Wat wel belangrijk is — dat zullen we ook meenemen in onze informatiecampagne — is dat die werkgever de grond in ieder geval kenbaar moet maken en moet motiveren op het moment dat die zich erop beroept. In het kader van die informatiecampagne willen we er ook voor zorgen dat werkgevers zich er ook van bewust zijn dat ze hierover duidelijke informatie moeten geven.”
Verzoek om zekere vorm van arbeid
“Er is een verzoek om een meer zekere vorm van arbeid. Het is belangrijk dat dit wetsvoorstel aan de huidige Wet flexibel werken een nieuw artikel toevoegt dat werknemers de mogelijkheid biedt om een verzoek te doen tot een vorm van arbeid met meer zekere en voorspelbare arbeidsvoorwaarden. Ook dat is een verbetering. De Wet flexibel werken kent nu al de mogelijkheid om een verzoek te doen tot aanpassing van de arbeidsduur, arbeidstijd en werkplek, maar met het nieuwe wetsvoorstel kun je ook het verzoek doen tot bijvoorbeeld een arbeidsovereenkomst voor onbepaalde tijd of met een vaste arbeidsomvang.”

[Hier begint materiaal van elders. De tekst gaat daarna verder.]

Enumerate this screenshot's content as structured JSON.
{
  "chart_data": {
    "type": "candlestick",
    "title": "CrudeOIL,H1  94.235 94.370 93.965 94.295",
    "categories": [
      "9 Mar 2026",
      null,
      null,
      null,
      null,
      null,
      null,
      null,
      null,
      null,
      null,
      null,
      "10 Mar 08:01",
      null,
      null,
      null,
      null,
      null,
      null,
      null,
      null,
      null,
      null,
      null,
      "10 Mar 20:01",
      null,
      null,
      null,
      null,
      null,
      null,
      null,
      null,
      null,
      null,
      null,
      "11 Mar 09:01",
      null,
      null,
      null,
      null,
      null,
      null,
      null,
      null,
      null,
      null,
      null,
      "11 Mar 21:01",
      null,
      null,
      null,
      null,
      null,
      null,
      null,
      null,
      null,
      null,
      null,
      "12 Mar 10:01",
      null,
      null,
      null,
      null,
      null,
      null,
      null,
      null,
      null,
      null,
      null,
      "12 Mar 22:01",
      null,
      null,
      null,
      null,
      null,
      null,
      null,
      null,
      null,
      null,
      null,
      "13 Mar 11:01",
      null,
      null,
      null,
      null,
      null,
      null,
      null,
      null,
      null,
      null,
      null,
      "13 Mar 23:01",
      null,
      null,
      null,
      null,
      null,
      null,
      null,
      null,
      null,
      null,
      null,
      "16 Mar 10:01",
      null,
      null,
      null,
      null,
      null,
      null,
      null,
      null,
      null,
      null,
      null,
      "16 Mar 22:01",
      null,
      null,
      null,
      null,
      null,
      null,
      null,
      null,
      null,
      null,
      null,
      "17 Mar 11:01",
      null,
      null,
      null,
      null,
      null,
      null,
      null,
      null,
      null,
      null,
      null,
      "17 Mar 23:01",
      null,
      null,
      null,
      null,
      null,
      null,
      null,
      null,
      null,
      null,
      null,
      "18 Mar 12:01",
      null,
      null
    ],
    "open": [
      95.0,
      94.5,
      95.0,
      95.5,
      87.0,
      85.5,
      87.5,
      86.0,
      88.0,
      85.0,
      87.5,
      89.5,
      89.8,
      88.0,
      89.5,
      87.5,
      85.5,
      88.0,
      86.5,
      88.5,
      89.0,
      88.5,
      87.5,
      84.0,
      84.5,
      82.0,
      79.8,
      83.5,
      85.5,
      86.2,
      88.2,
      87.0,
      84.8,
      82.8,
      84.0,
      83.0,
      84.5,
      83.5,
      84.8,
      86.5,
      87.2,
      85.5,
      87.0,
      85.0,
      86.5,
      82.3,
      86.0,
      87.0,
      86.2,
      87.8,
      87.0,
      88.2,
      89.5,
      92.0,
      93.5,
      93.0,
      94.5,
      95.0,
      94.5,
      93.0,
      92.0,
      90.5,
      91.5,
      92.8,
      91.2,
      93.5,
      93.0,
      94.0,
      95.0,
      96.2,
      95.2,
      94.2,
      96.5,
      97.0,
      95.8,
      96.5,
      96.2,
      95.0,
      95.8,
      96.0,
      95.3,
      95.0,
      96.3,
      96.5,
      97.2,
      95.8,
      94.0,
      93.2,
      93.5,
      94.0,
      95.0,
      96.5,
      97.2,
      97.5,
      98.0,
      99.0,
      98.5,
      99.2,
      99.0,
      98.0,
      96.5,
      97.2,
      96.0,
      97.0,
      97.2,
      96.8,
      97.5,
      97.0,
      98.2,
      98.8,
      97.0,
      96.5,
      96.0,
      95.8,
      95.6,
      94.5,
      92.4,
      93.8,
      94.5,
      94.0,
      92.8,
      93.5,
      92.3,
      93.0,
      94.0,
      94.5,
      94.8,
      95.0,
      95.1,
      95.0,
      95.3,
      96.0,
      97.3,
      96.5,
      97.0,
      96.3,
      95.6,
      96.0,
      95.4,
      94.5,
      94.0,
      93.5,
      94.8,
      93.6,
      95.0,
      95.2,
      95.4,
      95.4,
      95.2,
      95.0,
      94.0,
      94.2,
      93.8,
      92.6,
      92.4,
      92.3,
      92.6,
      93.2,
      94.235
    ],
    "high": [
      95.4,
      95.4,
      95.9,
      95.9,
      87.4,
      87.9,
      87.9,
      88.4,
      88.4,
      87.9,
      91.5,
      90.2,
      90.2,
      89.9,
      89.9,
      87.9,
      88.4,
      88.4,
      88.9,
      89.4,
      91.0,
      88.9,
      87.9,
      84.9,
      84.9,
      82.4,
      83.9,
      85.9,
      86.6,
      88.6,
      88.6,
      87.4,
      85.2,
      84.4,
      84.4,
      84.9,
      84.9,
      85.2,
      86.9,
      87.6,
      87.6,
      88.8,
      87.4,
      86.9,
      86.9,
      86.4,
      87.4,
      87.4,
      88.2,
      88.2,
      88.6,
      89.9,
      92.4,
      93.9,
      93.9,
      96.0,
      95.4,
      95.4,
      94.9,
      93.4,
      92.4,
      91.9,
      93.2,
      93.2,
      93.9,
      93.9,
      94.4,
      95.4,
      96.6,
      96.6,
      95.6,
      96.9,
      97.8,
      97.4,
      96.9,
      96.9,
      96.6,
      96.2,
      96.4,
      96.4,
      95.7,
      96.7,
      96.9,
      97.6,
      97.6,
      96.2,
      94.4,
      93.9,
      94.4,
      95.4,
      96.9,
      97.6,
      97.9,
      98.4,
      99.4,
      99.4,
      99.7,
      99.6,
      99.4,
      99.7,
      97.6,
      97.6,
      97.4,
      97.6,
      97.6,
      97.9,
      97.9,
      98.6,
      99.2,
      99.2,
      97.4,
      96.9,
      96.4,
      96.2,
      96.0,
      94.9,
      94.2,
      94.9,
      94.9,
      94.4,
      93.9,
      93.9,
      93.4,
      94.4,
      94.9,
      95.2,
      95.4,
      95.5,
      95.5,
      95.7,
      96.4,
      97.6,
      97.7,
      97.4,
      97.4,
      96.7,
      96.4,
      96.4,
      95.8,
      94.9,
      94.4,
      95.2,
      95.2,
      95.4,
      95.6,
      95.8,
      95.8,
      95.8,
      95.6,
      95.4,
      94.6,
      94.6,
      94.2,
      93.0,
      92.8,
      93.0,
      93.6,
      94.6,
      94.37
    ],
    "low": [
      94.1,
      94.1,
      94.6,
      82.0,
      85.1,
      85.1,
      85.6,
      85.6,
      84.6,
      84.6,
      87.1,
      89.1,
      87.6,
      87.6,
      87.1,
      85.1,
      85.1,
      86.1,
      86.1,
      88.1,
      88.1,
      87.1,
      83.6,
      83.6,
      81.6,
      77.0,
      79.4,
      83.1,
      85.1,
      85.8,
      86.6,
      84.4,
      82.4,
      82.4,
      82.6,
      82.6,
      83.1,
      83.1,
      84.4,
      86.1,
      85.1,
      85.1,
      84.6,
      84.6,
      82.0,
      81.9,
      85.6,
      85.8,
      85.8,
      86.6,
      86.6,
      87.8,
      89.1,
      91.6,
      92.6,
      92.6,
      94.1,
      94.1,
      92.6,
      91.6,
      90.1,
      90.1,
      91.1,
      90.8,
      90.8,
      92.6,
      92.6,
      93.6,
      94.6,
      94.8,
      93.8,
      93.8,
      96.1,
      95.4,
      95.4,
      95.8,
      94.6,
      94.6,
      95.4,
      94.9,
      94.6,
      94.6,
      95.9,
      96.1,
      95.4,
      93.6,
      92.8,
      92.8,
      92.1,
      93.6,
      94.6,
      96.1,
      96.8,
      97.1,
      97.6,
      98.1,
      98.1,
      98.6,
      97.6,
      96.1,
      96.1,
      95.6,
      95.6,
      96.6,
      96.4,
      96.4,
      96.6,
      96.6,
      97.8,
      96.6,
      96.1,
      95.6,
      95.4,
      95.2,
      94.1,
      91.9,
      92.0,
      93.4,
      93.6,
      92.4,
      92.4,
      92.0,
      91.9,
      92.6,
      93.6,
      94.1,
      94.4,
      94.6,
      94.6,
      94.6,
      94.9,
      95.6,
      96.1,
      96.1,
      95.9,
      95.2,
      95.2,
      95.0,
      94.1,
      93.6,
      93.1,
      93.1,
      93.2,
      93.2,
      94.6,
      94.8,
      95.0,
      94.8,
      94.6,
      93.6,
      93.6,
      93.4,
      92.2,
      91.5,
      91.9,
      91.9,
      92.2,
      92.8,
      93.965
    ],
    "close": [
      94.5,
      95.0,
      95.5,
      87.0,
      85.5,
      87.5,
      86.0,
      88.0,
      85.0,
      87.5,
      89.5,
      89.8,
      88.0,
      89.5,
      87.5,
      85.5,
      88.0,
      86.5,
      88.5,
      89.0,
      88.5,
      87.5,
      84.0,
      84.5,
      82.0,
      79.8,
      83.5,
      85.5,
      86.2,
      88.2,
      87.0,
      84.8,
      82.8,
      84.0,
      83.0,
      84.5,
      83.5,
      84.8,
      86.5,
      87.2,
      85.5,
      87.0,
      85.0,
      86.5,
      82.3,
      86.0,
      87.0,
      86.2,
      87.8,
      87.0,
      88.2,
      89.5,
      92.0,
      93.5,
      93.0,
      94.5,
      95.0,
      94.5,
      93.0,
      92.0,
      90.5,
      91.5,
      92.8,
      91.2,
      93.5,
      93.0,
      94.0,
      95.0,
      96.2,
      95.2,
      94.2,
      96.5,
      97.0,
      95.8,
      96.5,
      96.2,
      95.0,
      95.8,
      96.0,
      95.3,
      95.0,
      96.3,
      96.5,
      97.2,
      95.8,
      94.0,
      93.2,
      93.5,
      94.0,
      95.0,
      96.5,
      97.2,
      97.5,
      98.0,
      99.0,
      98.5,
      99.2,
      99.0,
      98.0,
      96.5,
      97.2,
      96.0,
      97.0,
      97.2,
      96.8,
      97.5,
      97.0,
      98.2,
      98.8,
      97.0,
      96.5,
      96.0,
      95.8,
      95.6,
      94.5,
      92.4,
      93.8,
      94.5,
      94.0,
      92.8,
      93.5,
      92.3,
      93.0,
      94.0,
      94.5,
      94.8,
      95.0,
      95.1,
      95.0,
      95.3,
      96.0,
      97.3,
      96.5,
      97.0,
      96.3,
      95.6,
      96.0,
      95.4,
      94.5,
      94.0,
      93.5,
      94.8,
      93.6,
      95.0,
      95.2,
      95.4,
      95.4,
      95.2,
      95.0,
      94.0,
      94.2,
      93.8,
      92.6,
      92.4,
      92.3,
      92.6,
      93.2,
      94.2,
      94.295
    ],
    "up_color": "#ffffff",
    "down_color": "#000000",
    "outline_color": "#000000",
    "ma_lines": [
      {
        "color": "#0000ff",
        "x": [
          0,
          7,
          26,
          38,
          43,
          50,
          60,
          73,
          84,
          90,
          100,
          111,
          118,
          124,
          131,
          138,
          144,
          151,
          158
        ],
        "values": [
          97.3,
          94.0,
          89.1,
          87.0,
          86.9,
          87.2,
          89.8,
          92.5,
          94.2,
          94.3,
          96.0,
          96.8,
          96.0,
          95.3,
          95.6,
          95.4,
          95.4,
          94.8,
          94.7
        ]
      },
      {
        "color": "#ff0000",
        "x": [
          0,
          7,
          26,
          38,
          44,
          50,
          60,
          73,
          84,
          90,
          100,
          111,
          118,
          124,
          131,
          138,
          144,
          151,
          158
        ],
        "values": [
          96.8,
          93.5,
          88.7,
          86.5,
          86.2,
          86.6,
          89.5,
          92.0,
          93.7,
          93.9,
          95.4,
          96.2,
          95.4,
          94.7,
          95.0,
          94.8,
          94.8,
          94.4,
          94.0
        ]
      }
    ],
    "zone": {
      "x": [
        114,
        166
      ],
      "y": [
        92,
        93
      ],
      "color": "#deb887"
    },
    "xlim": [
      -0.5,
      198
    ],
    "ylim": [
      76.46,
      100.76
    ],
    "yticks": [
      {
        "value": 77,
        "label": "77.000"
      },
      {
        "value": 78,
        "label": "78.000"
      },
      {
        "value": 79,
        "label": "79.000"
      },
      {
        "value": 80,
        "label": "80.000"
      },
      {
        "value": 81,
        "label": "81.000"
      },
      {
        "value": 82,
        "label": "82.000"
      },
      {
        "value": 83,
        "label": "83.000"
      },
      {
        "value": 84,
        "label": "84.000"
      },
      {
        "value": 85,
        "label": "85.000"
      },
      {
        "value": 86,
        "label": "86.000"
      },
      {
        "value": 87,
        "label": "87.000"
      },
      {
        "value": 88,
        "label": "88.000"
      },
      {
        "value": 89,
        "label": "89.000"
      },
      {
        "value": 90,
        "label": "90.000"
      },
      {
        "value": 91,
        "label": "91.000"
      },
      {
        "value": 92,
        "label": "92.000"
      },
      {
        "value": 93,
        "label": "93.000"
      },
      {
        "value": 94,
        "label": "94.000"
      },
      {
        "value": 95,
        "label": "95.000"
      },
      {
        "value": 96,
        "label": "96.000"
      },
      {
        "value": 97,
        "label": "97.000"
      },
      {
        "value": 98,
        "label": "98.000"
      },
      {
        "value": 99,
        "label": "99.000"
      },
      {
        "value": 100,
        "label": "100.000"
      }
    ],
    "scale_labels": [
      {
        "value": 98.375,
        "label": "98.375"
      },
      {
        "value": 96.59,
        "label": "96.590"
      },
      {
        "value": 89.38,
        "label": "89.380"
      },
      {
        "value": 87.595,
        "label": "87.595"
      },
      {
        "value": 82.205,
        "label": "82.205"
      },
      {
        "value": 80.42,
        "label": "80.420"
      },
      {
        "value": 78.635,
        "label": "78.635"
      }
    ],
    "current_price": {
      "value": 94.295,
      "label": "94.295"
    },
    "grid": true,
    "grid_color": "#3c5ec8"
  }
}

Verplicht informatie verstrekken
“Dan ga ik naar de informatieverstrekking. Mevrouw Van Beukering vroeg naar de verplichting van de werkgever tot het verstrekken van gegevens: moeten die gegevens in de cao staan of in het contract? Loon en zo staat natuurlijk altijd in het arbeidscontract. De implementatie van deze richtlijn is gebaseerd op de huidige wetgeving. Dat betekent dat een aantal zaken in de cao staan, met name de zaken die u noemde: de betaalwijze van het loon, de loonbestandsdelen, de beëindigingsprocedure. Die zitten op dit moment in de cao en dat zal dus zo blijven.”